In other words, to describe Reality in the form of Knowledge, one must postulate these ten successive ideas. In the Qabalah, they are called "Sephiroth", which means "Numbers". As will be seen later, each number has a significance of its own; each corresponds with all phenomena in such a way that their arrangement in the Tree of Life, as shown in the diagrams (pp.266, 268, 270), is a map of the Universe. These ten numbers are represented in the Tarot by the forty small cards.
THE TAROT AND THE FORMULA OF TETRAGRAMMATON
What, then, are the Court Cards? This question involves another aspect of the system of development. What was the first mental process? Obliged to describe Nothing, the only way to do so without destroying its integrity was to represent it as the union of a Plus Something with an equivalent Minus Something. One may call these two ideas, the Active and Passive, the Father and Mother. But although the Father and Mother can make a perfect union, thereby returning to Zero, which is a retrogression, they can also go forward into Matter, so that their union produces a Son and a Daughter. The idea works out in practice as a method of describing how the union of any two things produces a third thing which is neither of them.
The simplest illustration is in Chemistry. If we take hydrogen gas and chlorine gas, and pass an electric spark through them, an explosion takes place, and hydrochloric acid is produced. Here we have a positive substance, which may be called the Son of the marriage of these elements, and is an advance into Matter. But also, in the ecstasy of the union. Light and Heat are disengaged; these phenomena are not material in the same sense as the hydrochloric acid is material; this product of the union is therefore of a spiritual nature, and corresponds to the Daughter.
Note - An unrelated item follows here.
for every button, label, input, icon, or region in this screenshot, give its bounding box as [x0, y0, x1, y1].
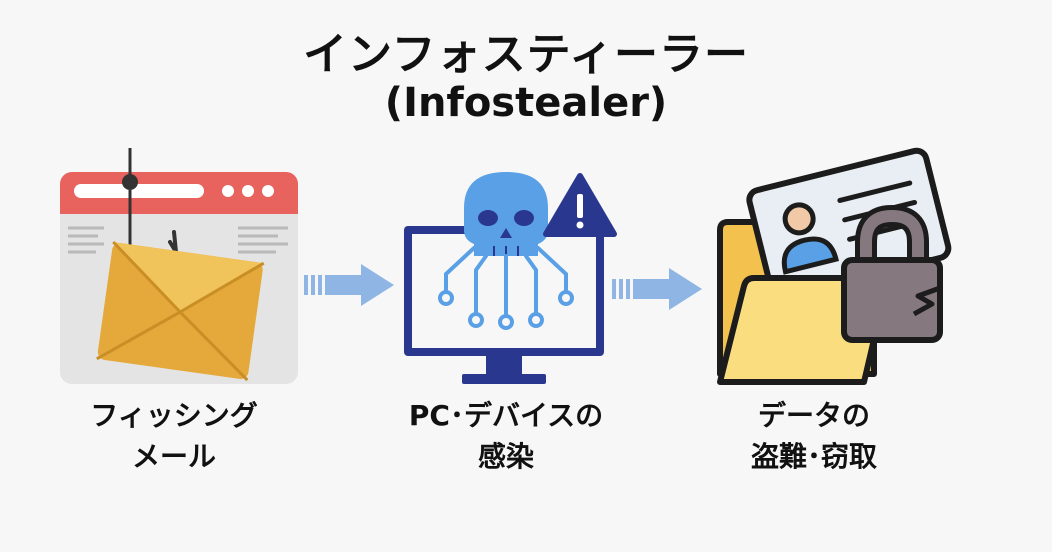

In the language of the alchemists, these phenomena were classified for convenience under the figure of four "elements". Fire, the purest and most active, corresponds to the Father; Water, still pure but passive, is the Mother; their union results in an element partaking of both natures, yet distinct from either, and this they called ’Air". One must constantly remember that the terms used by ancient and medieval philosophers do not mean at all what they mean nowadays. "Water" does not mean to them the chemical compound H20; it is an intensely abstract idea, and exists everywhere. The ductability of iron is a watery quality. [Its magnetic virtue (similarly) is fiery, its conductivity airy, and its weight and hardness earthy. Yet, weight is but a function of the curvature of the "space-time Continuum": "Earth is the Throne of Spirit."] The word "element" does not mean a chemical element; it means a set of ideas; it summarises certain qualities or properties.
It seems hardly possible to define these terms in such a way as to make their meaning clear to the student. He must discover for himself by constant practice what they mean to him. It does not even follow that he will arrive at the same ideas. This will not mean ~ that one mind is right and the other wrong, because each one of us has his own universe all to himself, and it is not the same as anybody else's universe. The moon that A. sees is not the moon that B., standing by him, sees. In this case, the difference is so infinitesimal that it does not exist in practice; yet there is a difference.